Pełny tekst orzeczenia

Sygnatura akt VII K 161/13

WYROK

W IMIENIU RZECZYPOSPOLITEJ POLSKIEJ

Dnia 26 kwietnia 2013 r.

Sąd Rejonowy w Środzie Śląskiej VII Zamiejscowy Wydział Karny z siedzibą w Wołowie w składzie:

Przewodniczący SSR Tomasz Paprocki

Protokolant Edyta Lickiewicz

po rozpoznaniu w dniach 21 marca 2013 r. i 22 kwietnia 2013 r.

sprawy

J. R., syna J. i J. z domu D., urodzonego (...) w T.

oskarżonego o to, że

w dniu 4 października 2012 r. w W., pouczony o odpowiedzialności karnej za składanie fałszywych lub nieprawdziwych zeznań, w czasie przesłuchania w charakterze świadka w sprawie II K 240/12, zeznał nieprawdę, stwierdzając, że A. K. (1) nie jest agresywny, wybuchowy i roszczeniowy pod wpływem alkoholu, nie wyzywał swojej córki A. K. (2) słowami uważanymi powszechnie za wulgarne oraz nie wszczynał awantur domowych, rzucając w wymienioną różnymi przedmiotami, wbrew treści zeznań złożonych w czasie trwania postępowania przygotowawczego w dniu 17 listopada 2011 r., czym działał na szkodę wymiaru sprawiedliwości

tj. o czyn z art. 233 § 1 kk

I.  uniewinnia oskarżonego J. R. od popełnienia zarzucanego mu czynu opisanego w części wstępnej wyroku;

II.  na podstawie art. 632 pkt 2 kpk kosztami postępowania obciąża Skarb Państwa.

Sygn. akt VII K 161/13

UZASADNIENIE

Na podstawie zgromadzonego w sprawie materiału dowodowego sąd ustalił następujący stan faktyczny:

A. K. (1) jest osobą uzależnioną od alkoholu.
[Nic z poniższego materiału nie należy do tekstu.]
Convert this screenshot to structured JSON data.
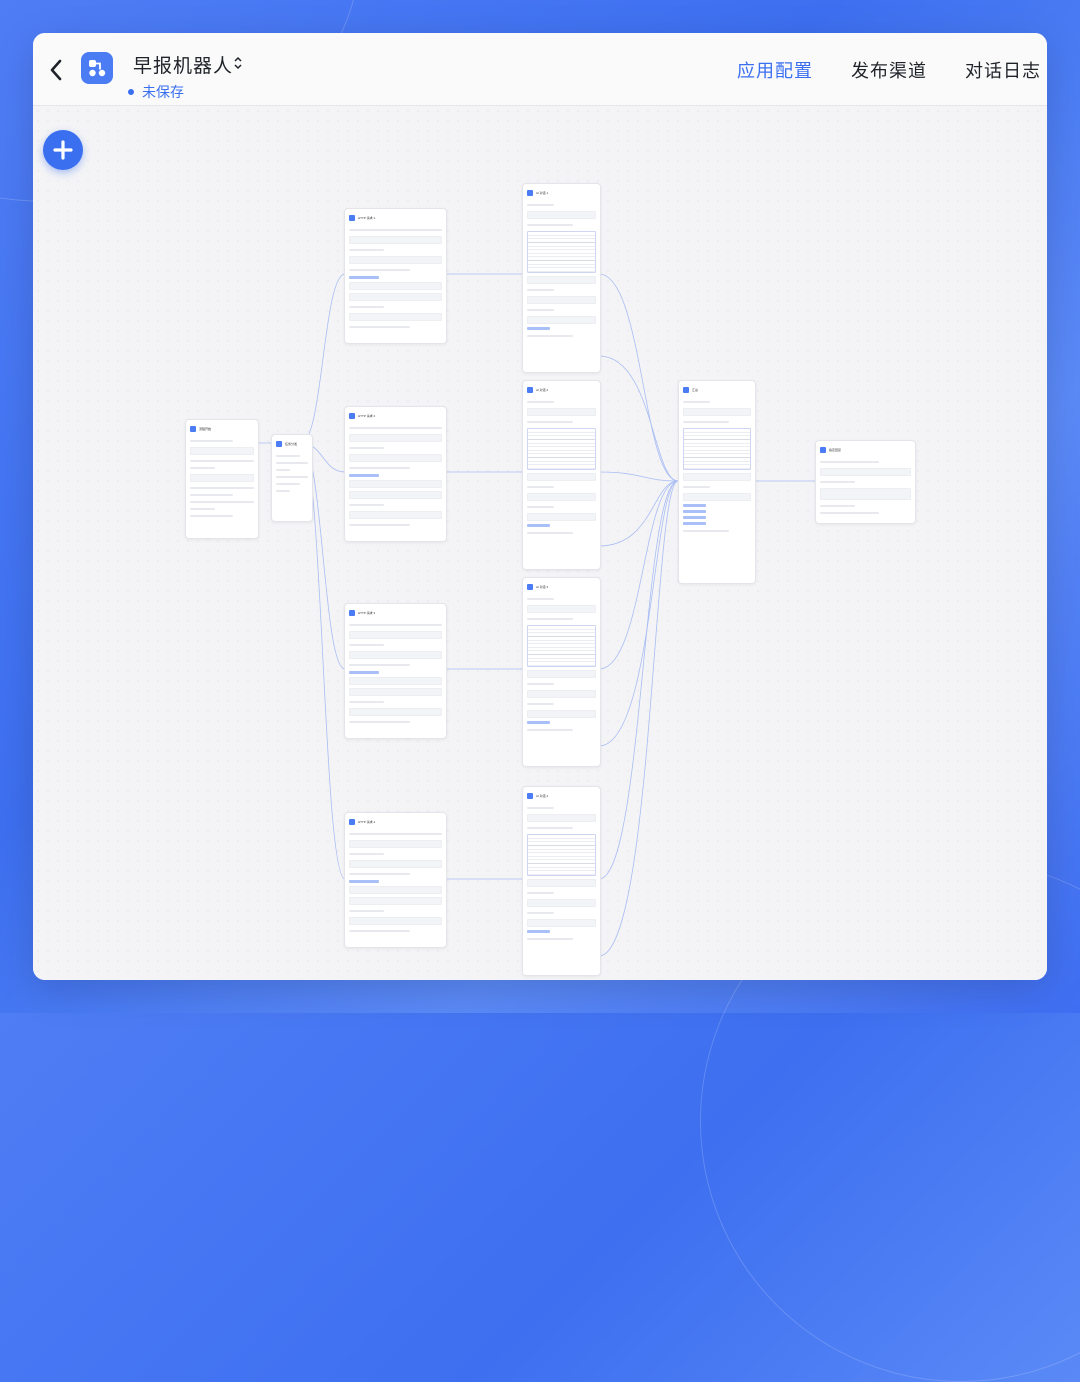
{
  "header": {
    "app_name": "早报机器人",
    "status": "未保存",
    "tabs": [
      {
        "label": "应用配置",
        "active": true
      },
      {
        "label": "发布渠道",
        "active": false
      },
      {
        "label": "对话日志",
        "active": false
      }
    ]
  },
  "colors": {
    "accent": "#3a6ff0",
    "background": "#4f7df5",
    "canvas": "#f4f4f6"
  },
  "icons": {
    "back": "back-arrow-icon",
    "app": "workflow-app-icon",
    "switch": "chevron-updown-icon",
    "add": "plus-icon"
  },
  "nodes": [
    {
      "id": "start",
      "title": "流程开始"
    },
    {
      "id": "split",
      "title": "任务分发"
    },
    {
      "id": "http1",
      "title": "HTTP 请求 1"
    },
    {
      "id": "http2",
      "title": "HTTP 请求 2"
    },
    {
      "id": "http3",
      "title": "HTTP 请求 3"
    },
    {
      "id": "http4",
      "title": "HTTP 请求 4"
    },
    {
      "id": "llm1",
      "title": "AI 对话 1"
    },
    {
      "id": "llm2",
      "title": "AI 对话 2"
    },
    {
      "id": "llm3",
      "title": "AI 对话 3"
    },
    {
      "id": "llm4",
      "title": "AI 对话 4"
    },
    {
      "id": "merge",
      "title": "汇总"
    },
    {
      "id": "reply",
      "title": "指定回复"
    }
  ]
}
A. K. (1) w czasie, gdy mieszkał z córką A. K. (2) zachowywał się agresywnie w ten sposób, że będąc pod wpływem alkoholu zachowywał się głośno, kopał w drzwi, uderzał w ścianę, rzucił talerzem oraz wypowiadał słowa wulgarne. Nadto rzucił w córkę telefonem, kluczami i raz puszką z pasztetem, czego nie widział J. R..
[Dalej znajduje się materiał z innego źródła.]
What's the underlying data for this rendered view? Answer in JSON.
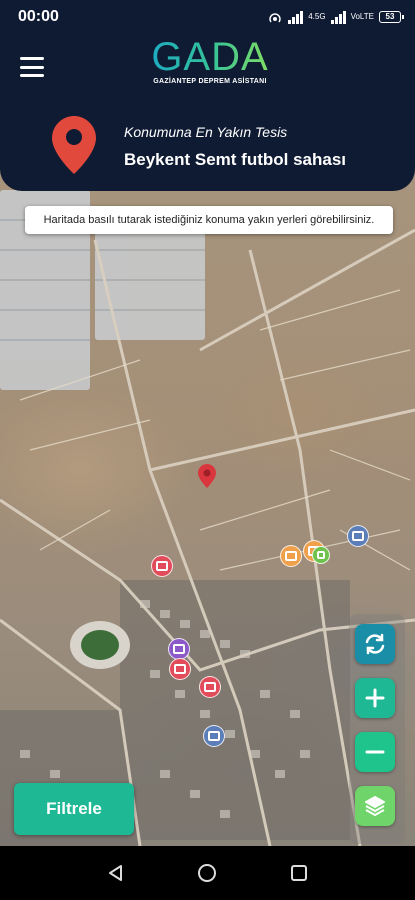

A. K. (1) wyzywał także swoją córkę słowami wulgarnymi, czego bezpośrednim świadkiem nigdy nie był J. R.. Nie był on także nigdy świadkiem tego, aby A. K. (1) groził córce.

A. K. (1) nigdy nie szarpał i nie bił córki.

A. K. (2) opowiadała J. R. o powyższych zachowaniach ojca.

Dowód:

- wyjaśnienia J. R., k. 35,

- zeznania A. K. (2), k. 38.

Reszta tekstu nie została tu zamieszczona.